The Gift of Time: How Will You Use It?

Once upon a time, people could only hope they would live long enough to draw Social Security. People over 50 were considered old. At 65, people were commonly referred to as ‘elderly.’ Now it is no longer appropriate to suggest most people over 65 are ‘elderly.’ Referring to older people as ‘senior citizens’ can also be perceived as outdated.  Unlike earlier generations, most of us now anticipate a generous gift of time. A good many of us also see ourselves at a new beginning point rather than at the end.

New Beginnings

Times have changed. Today, people in their fifties and beyond are starting new careers, new businesses, going back to school and living life to the fullest. Older adults are discovering new ways to enjoy living their best lives.

For those of you in your fifties, you may have at least half of your adult lives yet to live. For those of us who are already sixty-five, living for another two or even three decades is possible. Just think – we can do something of our own choosing that really matters to us. It’s largely up to us what we do with the rest of our lives.

Jump-Starting the Next Chapter

In a sense, we get to write the next chapter of our lives. The only problem is a lot of us get ‘writer’s block’ when the creation of our next chapter is in our own hands. Once we finally have freedom, we aren’t sure how to use it. At the same time, we are aware that the gift of time has an expiration date.

To jump-start your new beginning, it helps to do a little self-assessment work so you know what it is you really want. Start by asking yourself how satisfied you are with status-quo in different areas of your life. Here are some examples of those areas:

  1. Activities that provide a sense of accomplishment/satisfaction
  2. Emotional health (including maintaining a positive attitude)
  3. Sufficient mental stimulation/mental challenges
  4. A sense of purpose/meaning
  5. How your time is managed
  6. Physical well-being
  7. Relationship with a significant other (if applicable)
  8. Social network/friends (other than workplace friends, if applicable)
  9. Relationship with children or other family members
  10. Finances
  11. Spirituality

Now that you’ve taken a broad assessment of a few important areas of your overall well-being, identify ones that you are generally very satisfied/satisfied with and any that you are dissatisfied/dissatisfied with overall.

What Areas of Your Life are Most Satisfying?

For those areas that you find are especially satisfying, jot down some thoughts as to why you feel satisfied with these areas.
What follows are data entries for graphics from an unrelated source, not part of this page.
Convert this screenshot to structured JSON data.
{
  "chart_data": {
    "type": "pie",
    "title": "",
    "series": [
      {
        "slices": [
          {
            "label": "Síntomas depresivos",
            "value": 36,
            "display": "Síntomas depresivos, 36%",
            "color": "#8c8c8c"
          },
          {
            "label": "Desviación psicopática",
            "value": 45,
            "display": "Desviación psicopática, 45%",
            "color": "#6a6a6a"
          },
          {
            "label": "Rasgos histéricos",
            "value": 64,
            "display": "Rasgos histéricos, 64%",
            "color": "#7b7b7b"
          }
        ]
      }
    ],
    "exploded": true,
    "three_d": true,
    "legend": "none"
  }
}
For example, I am very satisfied with sufficient mental stimulation right now because I’m constantly reading (both research and material related to my interests), and I am having to learn a lot of new technology for the work I am currently doing.

Now ask yourself if you anticipate that you’ll be as satisfied with the same areas in ten or fifteen years from now. If not, what are some adjustments you would be willing to make so that you can continue feeling good about certain areas of your life? For example, I had some strong work-place connections before I retired. Those connections were important to me. Before retiring, I had to start developing new connections. It took effort for me to reach out to people because I tend to be a quieter person. However, I know that social connections are very important for our overall well-being—especially as we prepare for a new beginning.

Are There Areas Where You Want to Increase Life-Satisfaction?

Finally, ask yourself if you are currently dissatisfied with any area in your life?  If so, why is it dissatisfying? Is there anything that has changed in your life to increase your dissatisfaction in the area(s) you’ve identified? If so, ask yourself if there are things within your control that could change or increase your satisfaction in one or more areas of your life?

I can no longer do some of the same physical activities that I did one I was younger (e.g. running). Even though I was not happy about the fact that my knees now rebel when I even try to jog at a slow pace, I am learning to take brisk walks and ride my bike more often; these activities are now becoming deeply satisfying. I had the power to make an appropriate adjustment so that I can be satisfied with my physical well-being.

What Will You Do with Your Gift of Time?

Having time is a wonderful gift. However, it is like a gift card with an expiration date. If you don’t use it, you can lose the benefit of that gift. It takes some effort to make wise choices for our future selves. Thinking about the best of our lives today while planning for tomorrow is a good start.